Watching TV last night, my oldest daughter (8 years old) saw the phrase, “Bl,ack Lives Matter” on television. Naturally, being eight and unaware, her first question was, “Don’t white lives matter, too?”
It is a very fair question and, being eight years old and having no real experience seeing racial injustice, it led to a lot of questions about all lives mattering. So, we had to have The Conversation.
Truth be told, though, I had been expecting this for a while because of all the media exposure the movement has been getting. Kids are perceptive, and given the fact that my wife and I are both teachers and that I am a Senior Editor here at RedState, we probably talk about these issues a little more than your average middle class white family. And because my daughter wears her heart on her sleeve, she didn’t think anything about the racial disparity in the statement “black lives matter” — she just wanted everyone to love and treat each other fairly.
That sentiment is perfectly fine, because that’s how we want our daughters to be raised. We want them to see beyond the color of a person’s skin and focus on loving people for who they are. But, we also had to explain why the statement is “black lives matter” and not “all lives matter,” which was the conclusion she’d come to initially.
All lives do matter, and there is a movement out there to condemn anyone who says that phrase as though it is a racist statement. It is not. “All lives matter” is the natural conclusion of the “black lives matter” movement (not to be confused with the organization called Black Lives Matter, which is a different matter entirely). It is not the moment we live in, however, and there is a reason we should be focusing on the importance of black lives.
It is not that black lives matter more than any other lives, and it’s not that we think everyone believes black lives don’t matter. The fact is that while things are not perfect, they are far from being as bad as they were even a few decades ago. We have continued to make major strides in this country with regards to racial equality. But you never see the almost perfect when the flaws are so garish that they ruin the image.
There are plenty of statistics you can throw around showing the numbers of those killed by police by race aren’t as racially lopsided as we’re led to believe. But how many people who are killed by police isn’t the problem. The problem we have seen so many times over the last several years is how many die in custody or as they are being taken into custody.

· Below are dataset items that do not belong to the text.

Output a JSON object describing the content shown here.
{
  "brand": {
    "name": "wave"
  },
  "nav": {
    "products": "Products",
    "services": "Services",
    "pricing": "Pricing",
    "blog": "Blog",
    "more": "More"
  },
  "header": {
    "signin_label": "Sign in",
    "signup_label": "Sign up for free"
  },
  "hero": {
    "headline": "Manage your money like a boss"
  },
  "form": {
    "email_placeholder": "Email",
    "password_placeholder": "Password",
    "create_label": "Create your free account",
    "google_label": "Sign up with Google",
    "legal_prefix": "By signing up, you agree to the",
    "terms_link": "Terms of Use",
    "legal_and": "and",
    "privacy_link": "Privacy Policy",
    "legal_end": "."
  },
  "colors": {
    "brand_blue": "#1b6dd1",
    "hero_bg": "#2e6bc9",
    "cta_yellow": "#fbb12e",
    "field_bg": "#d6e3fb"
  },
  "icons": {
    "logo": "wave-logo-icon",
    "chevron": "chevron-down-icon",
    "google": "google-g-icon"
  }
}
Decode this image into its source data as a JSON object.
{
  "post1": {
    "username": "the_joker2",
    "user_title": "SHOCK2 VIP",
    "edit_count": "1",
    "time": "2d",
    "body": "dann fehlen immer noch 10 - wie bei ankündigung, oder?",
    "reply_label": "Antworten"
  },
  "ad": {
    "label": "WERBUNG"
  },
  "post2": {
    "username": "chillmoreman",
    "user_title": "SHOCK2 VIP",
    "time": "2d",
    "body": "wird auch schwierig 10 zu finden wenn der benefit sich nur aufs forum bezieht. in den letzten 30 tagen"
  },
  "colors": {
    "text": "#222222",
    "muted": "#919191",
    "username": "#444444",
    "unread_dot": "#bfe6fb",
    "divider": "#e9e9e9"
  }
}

Those are not statistics you can easily pull up, but there is a lot of (admittedly) anecdotal data showing that the most egregious examples of excessive force against a suspect in custody are lopsided. You do not see any stories of white suspects dying in custody in the ways you see black suspects dying in custody. White suspects do not have cops kneeling on their necks for nine minutes, nor do they get put in chokeholds for far longer than is the standard for such holds.
White parents don’t have to be worried about their children being handled as aggressively in custody, but black parents do, and that is a whole discussion black families have to have that those white families never will.
It is not that white lives, or any other lives, don’t matter. It is that black lives in many instances have not mattered enough. That is why it is far more appropriate to say “black lives matter” rather than try to force in an “all lives matter.” The former is the current state; the latter is the goal.
As we had this discussion (mind you, this column is the more grown-up version of that talk), one thing that did stand out is how easy it is for a child to understand this. A couple of follow-up questions and we knew she had it. For someone like her the goal is love, and we should all be doing a better job of showing that love.
Black and white, love is love and there has never been a greater need for love and grace than right now.